3. The Quality Management Director and the hospital administrator were both interviewed in the afternoon on 1/5/11. They both concurred the hospital's governing body, medical staff and administration failed to have input or give approval to the plan for 2010.
Tag No.: A0353
Based on document review and staff interview it was determined the medical staff failed to enforce the requirement in the medical staff rules and regulations that specifies an admission summary will be completed by the attending physician within twenty-four (24) hours of admission. This deficient practice was identified in four (4) of four (4) medical records reviewed in which physician #1 was the attending (#4, 8, 12, 18). Failing to complete an admission assessment within twenty-four (24) hours can result in missed psychiatric/mental conditions needing immediate treatment, potentially resulting in negative patient outcomes for all patients of physician #1. Findings include:
1. The medical staff rules and regulations (revised 10/09) state, in part, under the admission summary the following: "The admission summary will be completed within 24 hours of admission to the hospital. It is the responsibility of the attending physician to assure an admission summary is completed within 24 hours of admission."
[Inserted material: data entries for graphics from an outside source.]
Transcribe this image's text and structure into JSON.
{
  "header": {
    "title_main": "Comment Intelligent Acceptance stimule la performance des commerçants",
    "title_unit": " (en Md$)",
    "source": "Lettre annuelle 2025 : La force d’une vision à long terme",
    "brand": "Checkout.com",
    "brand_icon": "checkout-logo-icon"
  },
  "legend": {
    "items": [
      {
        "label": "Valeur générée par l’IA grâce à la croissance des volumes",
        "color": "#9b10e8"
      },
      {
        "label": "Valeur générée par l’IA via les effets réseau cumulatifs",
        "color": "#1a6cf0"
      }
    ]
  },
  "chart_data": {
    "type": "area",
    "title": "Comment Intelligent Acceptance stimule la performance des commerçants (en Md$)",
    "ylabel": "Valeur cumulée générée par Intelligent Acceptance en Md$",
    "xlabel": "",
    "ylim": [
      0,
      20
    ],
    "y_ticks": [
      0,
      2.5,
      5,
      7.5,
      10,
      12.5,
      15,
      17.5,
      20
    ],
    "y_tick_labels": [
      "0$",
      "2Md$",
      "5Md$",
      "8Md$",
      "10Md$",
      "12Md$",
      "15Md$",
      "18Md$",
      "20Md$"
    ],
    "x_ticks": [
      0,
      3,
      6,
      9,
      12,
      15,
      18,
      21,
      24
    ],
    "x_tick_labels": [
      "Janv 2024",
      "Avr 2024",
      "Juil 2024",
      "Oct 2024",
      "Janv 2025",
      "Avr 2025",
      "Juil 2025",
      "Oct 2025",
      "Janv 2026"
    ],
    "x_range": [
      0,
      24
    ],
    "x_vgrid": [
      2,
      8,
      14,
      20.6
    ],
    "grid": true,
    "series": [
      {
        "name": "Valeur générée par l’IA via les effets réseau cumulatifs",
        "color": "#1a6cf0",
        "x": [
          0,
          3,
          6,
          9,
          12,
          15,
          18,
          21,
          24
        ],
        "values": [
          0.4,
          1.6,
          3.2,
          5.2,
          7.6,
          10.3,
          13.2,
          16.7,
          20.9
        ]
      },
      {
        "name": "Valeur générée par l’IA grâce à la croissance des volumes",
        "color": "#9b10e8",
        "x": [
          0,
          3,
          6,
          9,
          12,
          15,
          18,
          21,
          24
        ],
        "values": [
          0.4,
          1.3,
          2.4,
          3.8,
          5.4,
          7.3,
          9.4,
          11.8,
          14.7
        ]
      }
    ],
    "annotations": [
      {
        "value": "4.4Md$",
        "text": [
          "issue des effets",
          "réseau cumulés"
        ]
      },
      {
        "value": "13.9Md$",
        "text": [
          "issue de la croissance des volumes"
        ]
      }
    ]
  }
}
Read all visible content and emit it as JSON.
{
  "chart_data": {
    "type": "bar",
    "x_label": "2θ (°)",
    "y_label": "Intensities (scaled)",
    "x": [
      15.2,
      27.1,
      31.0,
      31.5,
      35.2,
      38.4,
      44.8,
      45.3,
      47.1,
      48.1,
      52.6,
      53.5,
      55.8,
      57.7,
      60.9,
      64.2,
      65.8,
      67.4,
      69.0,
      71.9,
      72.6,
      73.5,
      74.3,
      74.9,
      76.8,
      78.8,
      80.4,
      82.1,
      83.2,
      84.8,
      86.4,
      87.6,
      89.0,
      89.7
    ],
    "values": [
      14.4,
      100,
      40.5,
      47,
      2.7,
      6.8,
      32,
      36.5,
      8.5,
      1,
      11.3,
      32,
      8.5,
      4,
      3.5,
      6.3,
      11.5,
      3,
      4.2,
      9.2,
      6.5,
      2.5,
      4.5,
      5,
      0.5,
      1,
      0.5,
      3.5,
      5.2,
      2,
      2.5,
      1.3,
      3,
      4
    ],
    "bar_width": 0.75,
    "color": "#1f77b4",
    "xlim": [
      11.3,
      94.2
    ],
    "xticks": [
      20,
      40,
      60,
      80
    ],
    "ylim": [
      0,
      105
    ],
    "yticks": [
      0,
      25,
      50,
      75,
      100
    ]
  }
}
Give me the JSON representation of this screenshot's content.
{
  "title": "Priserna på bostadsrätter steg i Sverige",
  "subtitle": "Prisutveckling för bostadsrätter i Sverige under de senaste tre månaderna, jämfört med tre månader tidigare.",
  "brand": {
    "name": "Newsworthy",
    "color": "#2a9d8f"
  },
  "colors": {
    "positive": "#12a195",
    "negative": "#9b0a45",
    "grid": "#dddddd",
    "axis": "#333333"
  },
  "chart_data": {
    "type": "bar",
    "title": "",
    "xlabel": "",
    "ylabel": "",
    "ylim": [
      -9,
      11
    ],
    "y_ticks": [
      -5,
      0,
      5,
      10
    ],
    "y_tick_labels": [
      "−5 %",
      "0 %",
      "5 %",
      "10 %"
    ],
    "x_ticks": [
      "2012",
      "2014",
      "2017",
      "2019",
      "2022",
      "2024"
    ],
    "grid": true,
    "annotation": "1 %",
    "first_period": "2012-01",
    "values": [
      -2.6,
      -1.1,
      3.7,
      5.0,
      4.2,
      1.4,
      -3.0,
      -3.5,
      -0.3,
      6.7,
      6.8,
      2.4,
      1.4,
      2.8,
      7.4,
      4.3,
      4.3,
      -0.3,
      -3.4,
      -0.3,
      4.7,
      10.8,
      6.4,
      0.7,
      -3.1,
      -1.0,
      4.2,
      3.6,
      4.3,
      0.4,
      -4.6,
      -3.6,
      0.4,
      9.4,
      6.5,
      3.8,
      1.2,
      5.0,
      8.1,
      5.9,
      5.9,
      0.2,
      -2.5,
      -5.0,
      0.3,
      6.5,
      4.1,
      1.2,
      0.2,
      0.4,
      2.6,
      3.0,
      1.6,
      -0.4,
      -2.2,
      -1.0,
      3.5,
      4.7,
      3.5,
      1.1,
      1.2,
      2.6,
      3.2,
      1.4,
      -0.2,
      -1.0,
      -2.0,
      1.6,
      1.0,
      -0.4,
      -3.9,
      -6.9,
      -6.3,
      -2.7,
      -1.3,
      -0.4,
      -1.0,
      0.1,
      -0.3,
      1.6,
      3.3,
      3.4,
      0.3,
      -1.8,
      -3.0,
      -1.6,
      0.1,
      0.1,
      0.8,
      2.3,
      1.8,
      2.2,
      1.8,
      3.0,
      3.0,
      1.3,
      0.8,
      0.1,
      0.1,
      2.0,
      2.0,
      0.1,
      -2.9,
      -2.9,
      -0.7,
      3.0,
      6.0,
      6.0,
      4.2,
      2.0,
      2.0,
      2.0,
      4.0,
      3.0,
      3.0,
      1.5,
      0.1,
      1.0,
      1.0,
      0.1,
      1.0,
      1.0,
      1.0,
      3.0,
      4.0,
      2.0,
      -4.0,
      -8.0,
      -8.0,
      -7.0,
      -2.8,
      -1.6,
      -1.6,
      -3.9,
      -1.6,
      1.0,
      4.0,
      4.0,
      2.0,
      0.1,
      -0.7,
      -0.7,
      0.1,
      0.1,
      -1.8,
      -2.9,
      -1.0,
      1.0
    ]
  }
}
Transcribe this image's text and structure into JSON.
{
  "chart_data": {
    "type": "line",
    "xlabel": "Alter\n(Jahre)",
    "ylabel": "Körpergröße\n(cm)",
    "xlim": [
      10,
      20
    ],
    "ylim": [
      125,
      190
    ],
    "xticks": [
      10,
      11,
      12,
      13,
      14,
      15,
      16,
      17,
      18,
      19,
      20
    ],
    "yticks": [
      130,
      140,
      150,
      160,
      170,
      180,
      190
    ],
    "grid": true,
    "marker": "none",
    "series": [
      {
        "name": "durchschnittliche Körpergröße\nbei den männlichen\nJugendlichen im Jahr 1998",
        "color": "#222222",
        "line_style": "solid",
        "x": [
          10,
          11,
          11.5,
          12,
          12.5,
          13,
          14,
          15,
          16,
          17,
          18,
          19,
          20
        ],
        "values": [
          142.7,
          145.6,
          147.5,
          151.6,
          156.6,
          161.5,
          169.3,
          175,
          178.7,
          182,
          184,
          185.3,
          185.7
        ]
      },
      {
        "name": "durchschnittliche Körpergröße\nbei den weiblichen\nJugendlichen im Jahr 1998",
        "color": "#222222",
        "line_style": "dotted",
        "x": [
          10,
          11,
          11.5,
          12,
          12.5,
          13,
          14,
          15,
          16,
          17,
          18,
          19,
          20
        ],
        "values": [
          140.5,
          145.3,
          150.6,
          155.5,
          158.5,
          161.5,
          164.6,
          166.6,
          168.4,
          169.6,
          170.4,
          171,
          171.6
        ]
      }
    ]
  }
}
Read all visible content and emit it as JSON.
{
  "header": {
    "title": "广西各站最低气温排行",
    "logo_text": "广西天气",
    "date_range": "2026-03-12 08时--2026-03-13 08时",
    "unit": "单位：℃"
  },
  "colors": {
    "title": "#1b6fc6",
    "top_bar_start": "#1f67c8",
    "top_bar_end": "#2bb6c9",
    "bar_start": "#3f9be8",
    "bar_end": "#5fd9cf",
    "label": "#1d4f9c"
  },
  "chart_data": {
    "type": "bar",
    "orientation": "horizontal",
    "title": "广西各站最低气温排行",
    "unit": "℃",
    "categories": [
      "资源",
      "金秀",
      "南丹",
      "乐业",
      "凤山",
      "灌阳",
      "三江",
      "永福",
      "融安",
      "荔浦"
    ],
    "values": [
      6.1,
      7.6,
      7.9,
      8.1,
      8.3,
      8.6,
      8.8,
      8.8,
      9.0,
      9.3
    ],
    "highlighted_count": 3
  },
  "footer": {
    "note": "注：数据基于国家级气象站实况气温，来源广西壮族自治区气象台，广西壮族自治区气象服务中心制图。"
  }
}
2. Review of medical record #8 revealed the patient was admitted on 12/28/10 and discharged on 1/4/11. At the time of review on 1/4/11 in the afternoon the medical record did not contain an admission summary. The above record was reviewed with the Program Manger of the Childrens program on 1/4/10 in the afternoon and she agreed the record did not have an admission summary. Additionally dictation was called, at this time, and it was reported they did not have a dictated admission summary on patient #8.
3. Review of medical record #12 revealed the patient was admitted on 12/29/10. At the time of review on 1/4/11 the record did not have an admission summary. The above record was reviewed with the charge nurse on the Childrens unit on 1/4/11 in the afternoon. He agreed the record did not have an admission summary.
4. Review of medical record #4 revealed the patient was admitted on 12/30/10. At the time of review on 1/4/11 the record lacked an admission summary. This record was reviewed with the Licensed Practical Nurse (LPN) around noon on 1/4/11. He acknowledged the record lacked an admission summary. A phone interview was conducted with the medical records transcriptionist in the early afternoon of 1/4/11. She stated the admission summary (psychiatric evaluation) had not been dictated.
5. Review of medical record #18 revealed the patient was admitted on 1/2/11 at 5:00 p.m. At the time of the review on 1/5/11 at 9:50 a.m., there was no admission summary (psychiatric evaluation) on the record. The Registered Nurse (RN) confirmed there was no psychiatric evaluation documented on the record. The transcriptionist was called at the same time, and she confirmed that the psychiatric evaluation had not been dictated as of that time.
Tag No.: A0756
Based on document review and staff interview it was determined the hospital failed to ensure that infection control and the problems/issues identified by this program are addressed in the quality assurance program and the formulation of recommendations and/or corrective action is initiated by the quality assurance committee. Failure to integrate infection control problems and issues in the quality assurance program can result in a failure to identify any needed corrective actions which would improve patient outcomes and reduce or eliminate patient/staff infections.
Findings include:
1. The Performance Improvement Steering Committee minutes were reviewed from December 14, 2009 to present. The minutes did not contain any documented reports, monitoring studies or issues relative to infection control.
2. During an interview with the Quality Management Director on 1/5/10 at 1330 hours she stated that infection control does not report infection control issues to the performance improvement committee. She added because infection control has their own committee she felt it was not necessary for that program to report to performance improvement since a lot of the same members are on both committees.